A panel of leukemia cell lines has been assembled over the last 30 years representing a spectrum of erythroid cells arrested at various stages of differentiation. The oldest cell line is K-562 which is one of the most prolific in use. Most cell lines have been established from acute myeloid leukemia M6 or chronic myeloid leukemia in blast crisis and generally express immunoprofiles typically seen in immature erythroid cells. Several cell lines are constitutively growth factor-dependent, responding proliferatively to a variety of cytokines. The predominant cytogenetic abnormalities are the t(9;22)(q34;q11) found exclusively in CML-derived cell lines, and rearrangements of chromosomes 5 and 7 which occur in all disease subtypes.

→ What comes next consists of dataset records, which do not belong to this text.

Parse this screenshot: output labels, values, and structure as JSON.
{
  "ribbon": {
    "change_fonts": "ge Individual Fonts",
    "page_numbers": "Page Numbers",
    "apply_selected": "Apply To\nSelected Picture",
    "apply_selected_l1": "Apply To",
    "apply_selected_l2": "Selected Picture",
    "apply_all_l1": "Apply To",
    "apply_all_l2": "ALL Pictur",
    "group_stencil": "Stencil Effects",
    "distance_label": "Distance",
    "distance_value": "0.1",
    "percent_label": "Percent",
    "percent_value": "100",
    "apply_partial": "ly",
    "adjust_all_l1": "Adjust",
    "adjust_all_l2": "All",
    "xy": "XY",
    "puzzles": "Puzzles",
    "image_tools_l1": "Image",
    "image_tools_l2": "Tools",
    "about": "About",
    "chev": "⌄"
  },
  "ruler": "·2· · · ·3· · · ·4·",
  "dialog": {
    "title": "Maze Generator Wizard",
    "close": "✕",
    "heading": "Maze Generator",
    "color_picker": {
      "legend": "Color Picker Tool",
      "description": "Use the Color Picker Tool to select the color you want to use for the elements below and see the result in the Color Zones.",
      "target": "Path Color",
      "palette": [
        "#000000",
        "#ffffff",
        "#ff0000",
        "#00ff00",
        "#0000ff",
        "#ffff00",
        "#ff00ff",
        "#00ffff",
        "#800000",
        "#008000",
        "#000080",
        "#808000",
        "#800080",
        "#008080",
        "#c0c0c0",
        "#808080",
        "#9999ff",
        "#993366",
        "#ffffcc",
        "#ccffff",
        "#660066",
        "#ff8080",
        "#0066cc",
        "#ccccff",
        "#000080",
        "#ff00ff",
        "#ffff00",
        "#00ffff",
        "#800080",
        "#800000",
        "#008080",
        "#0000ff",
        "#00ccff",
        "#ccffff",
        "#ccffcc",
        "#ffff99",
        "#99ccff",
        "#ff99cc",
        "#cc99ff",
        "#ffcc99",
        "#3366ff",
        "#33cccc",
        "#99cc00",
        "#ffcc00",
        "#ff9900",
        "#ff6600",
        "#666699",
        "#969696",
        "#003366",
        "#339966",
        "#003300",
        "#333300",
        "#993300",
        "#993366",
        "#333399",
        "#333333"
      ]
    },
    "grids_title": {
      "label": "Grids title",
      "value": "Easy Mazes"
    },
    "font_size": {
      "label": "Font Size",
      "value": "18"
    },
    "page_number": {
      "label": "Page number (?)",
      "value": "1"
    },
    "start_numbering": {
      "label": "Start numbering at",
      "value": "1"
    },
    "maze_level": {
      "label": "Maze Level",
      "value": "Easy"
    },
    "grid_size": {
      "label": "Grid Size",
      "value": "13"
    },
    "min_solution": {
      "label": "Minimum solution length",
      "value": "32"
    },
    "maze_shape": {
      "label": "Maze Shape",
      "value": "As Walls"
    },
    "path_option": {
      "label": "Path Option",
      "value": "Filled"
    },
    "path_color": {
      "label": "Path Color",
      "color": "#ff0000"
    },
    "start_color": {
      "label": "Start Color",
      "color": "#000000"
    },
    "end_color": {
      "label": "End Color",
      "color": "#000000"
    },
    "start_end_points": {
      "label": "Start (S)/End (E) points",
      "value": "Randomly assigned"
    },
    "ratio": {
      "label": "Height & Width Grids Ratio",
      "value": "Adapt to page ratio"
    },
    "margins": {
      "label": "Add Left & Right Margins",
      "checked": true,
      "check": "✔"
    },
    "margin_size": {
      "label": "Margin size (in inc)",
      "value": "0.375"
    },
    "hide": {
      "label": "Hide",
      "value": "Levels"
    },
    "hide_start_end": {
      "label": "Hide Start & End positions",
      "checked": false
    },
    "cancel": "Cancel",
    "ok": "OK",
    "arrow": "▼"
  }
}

Ph+ve cell lines consistently displayed structural and numerical changes associated with disease evolution, including +8, −17/17p−/i(17q), and +19. It is striking that many cell lines though committed to either the erythroid or megakaryocytic lineage tend to co-express features of the other lineage, consistent with the concept of a common erythroid–megakaryocytic progenitor. Several cell lines may be induced to differentiate along the erythroid, megakaryocytic or monocytic pathway by treatment with pharmacological or physiological reagents. Notable functional features include expression of various globin chains or the complete hemoglobins as erythroid attributes. Taken together, this class of cell lines is relatively well characterized and affords useful model systems for immature erythroid cells.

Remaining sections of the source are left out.